Chess - "Elo" of random play?

post by Shankar Sivarajan (shankar-sivarajan) · 2025-05-07T02:18:18.498Z · LW · GW · 10 comments

This is a link post for

This is a question post.

Contents

  Answers
    17 winstonBosan
    5 polytope
    5 Lao Mein
    3 Omne
None
10 comments

I'm interested in a measure of  chess-playing ability that doesn't depend on human players, and while perfect play would be the ideal reference, as long as chess remains unsolved, the other end of the spectrum, the engine whose algorithm is "list all legal moves and uniformly at random pick one of them," seems the natural choice.

 I read that the formula for Elo rating  is scaled so that, with some assumptions of transitivity of winning odds,   so it's trivial to convert probability to Elo rating, and my question is roughly equivalent to "What is the probability of victory of random play against, say, Stockfish 17?"  If the Elo is close to 0[1], that makes  the probability around  (estimating Stockfish 17's Elo to be 3600). Eyeballing the y-intercept of this plot of lc0's Elo vs. number of games of self-play, it looks something like 150–300 (lots of uncertainty). Does that sound reasonable?

I understand the probability of victory against the best modern engines is probably too small to accurately measure directly, so you would have to construct weaker/noisier engines and step down in increments of a few hundred Elo. Has anyone done this?

  1. ^

    I don't see an a priori reason to expect it would be.

Answers

answer by winstonBosan · 2025-05-07T14:27:44.158Z · LW(p) · GW(p)

TLDR: random is roughly 477 elo. (See details and caveats below)

See link, where someone matches weird chess algos against various dilutions of stockfish (stockfish at lvl n with x% of random move mixed in). So this elo is of course, relative to various stockfish dilutions at the time of recording.
https://www.youtube.com/watch?v=DpXy041BIlA

comment by Shankar Sivarajan (shankar-sivarajan) · 2025-05-07T14:43:05.358Z · LW(p) · GW(p)

various dilutions of stockfish

This is precisely what I was looking for! Thanks. (I was actually imaging various amounts of noise being added to the weights of the evaluation neural net, but this is probably close enough.)

comment by Veedrac · 2025-05-08T18:55:14.788Z · LW(p) · GW(p)

Consider as a near-limiting case, imagine an engine that before the game began flipped a coin. On heads, it plays the game as Stockfish. On tails, it plays the game as Worstfish.

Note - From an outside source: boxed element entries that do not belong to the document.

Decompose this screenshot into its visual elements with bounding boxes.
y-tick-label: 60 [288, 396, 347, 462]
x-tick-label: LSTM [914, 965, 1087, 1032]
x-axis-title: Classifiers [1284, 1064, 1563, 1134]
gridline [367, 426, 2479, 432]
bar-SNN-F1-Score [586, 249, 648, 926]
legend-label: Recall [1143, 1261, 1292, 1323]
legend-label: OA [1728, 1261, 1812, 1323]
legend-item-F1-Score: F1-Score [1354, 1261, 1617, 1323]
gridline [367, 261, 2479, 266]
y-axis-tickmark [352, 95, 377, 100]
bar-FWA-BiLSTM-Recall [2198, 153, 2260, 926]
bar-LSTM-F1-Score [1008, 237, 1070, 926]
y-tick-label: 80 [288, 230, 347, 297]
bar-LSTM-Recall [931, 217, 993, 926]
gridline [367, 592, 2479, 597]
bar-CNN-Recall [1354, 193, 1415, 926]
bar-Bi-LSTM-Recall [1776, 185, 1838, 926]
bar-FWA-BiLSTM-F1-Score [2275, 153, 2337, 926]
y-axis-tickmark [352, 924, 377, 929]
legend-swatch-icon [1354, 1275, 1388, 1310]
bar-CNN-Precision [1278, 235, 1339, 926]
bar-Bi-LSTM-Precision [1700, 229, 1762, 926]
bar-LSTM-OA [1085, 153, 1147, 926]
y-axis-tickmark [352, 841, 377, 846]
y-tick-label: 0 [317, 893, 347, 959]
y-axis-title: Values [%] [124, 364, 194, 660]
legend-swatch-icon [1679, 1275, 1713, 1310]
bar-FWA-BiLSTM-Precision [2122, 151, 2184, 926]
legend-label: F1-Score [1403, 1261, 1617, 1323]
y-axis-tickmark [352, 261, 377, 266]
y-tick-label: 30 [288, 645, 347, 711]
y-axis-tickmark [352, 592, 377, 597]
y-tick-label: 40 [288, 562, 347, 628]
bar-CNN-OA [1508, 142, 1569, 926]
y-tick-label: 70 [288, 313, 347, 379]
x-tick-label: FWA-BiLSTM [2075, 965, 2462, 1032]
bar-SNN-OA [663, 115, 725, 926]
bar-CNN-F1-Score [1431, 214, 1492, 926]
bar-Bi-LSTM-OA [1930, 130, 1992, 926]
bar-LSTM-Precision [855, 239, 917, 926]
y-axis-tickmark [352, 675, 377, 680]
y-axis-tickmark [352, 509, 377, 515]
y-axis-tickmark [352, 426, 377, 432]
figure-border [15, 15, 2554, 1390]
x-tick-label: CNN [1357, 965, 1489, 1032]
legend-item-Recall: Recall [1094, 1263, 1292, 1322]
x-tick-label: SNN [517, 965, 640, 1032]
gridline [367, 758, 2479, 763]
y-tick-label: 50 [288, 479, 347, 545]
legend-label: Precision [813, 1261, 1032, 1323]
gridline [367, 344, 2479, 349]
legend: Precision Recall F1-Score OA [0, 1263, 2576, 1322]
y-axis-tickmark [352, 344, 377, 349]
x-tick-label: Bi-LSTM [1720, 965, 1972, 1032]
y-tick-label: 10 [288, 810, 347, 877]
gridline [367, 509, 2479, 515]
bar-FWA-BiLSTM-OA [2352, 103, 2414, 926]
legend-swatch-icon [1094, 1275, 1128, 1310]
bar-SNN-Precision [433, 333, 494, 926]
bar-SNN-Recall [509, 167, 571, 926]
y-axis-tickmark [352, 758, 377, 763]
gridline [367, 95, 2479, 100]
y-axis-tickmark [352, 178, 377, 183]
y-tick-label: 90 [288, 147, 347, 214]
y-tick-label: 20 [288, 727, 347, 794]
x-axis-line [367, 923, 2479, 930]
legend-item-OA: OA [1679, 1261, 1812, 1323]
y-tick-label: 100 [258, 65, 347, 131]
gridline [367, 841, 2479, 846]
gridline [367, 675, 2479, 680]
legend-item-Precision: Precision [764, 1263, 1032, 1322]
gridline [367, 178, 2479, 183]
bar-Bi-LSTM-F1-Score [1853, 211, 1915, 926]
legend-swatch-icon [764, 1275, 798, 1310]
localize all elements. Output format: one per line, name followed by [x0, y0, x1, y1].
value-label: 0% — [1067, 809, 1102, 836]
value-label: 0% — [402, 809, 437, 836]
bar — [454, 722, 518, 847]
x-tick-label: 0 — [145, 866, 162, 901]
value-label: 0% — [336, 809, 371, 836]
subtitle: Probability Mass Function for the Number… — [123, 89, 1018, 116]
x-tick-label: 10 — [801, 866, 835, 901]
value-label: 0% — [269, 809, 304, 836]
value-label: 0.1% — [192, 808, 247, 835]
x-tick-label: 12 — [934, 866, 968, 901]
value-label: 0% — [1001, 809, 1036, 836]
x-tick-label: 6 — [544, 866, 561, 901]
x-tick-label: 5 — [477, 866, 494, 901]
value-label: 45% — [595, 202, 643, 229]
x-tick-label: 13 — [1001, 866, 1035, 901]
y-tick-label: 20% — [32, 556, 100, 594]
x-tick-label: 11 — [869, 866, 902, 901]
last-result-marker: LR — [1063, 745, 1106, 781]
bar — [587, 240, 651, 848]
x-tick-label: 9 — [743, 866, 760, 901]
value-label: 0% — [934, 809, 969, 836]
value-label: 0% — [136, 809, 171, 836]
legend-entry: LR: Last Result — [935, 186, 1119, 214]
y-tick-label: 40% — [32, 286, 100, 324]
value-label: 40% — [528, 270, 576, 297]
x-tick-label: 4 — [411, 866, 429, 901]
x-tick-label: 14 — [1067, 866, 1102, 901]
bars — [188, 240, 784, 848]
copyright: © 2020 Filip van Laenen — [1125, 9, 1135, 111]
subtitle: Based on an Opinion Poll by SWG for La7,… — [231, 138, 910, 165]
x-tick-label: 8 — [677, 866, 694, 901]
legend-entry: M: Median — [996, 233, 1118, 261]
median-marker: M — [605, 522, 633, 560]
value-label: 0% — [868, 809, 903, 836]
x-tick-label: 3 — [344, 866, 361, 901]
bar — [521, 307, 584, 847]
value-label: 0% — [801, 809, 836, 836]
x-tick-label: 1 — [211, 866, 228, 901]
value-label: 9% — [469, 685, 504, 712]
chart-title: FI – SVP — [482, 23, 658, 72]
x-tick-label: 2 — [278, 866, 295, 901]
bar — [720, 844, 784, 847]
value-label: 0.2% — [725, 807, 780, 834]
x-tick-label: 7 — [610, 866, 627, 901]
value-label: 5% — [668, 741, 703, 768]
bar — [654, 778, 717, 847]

What is this engine's ELO?

I'm short of time to go into details but this should help illustrate why one should be careful treating ELO as a well defined space rather than a local approximation that's empirically useful for computationally-limited players.

answer by polytope · 2025-05-08T12:41:04.623Z · LW(p) · GW(p)

One thing that's worth keeping in mind with exercises like this is that while you can do this in various ways and get some answers, the answers you get may depend nontrivially on how you construct the intermediate ladder of opponents. 

For example, attempts to calibrate human and computer Elo ratings scales often do place top computers around the 3500ish area, and one of the other answers given has indicated by a particular ladder of intermediates that random would then be at 400-500 Elo given that. But there are also human players who are genuinely rated 400-500 Elo on servers whose Elo ratings are also approximately transitively self-consistent within that server. These players can still play Chess - e.g. know how pieces move, and can see captures and move pieces to execute those captures vastly better than chance, etc. I would not be surprised to see such a player consistently destroy a uniform random Chess player. Random play is really, really bad. So there's a good chance here that we would see a significant nonlinearity/nontransitivity in Elo ratings, such that there isn't any one consistent rating that we can assign to random play relative to Stockfish.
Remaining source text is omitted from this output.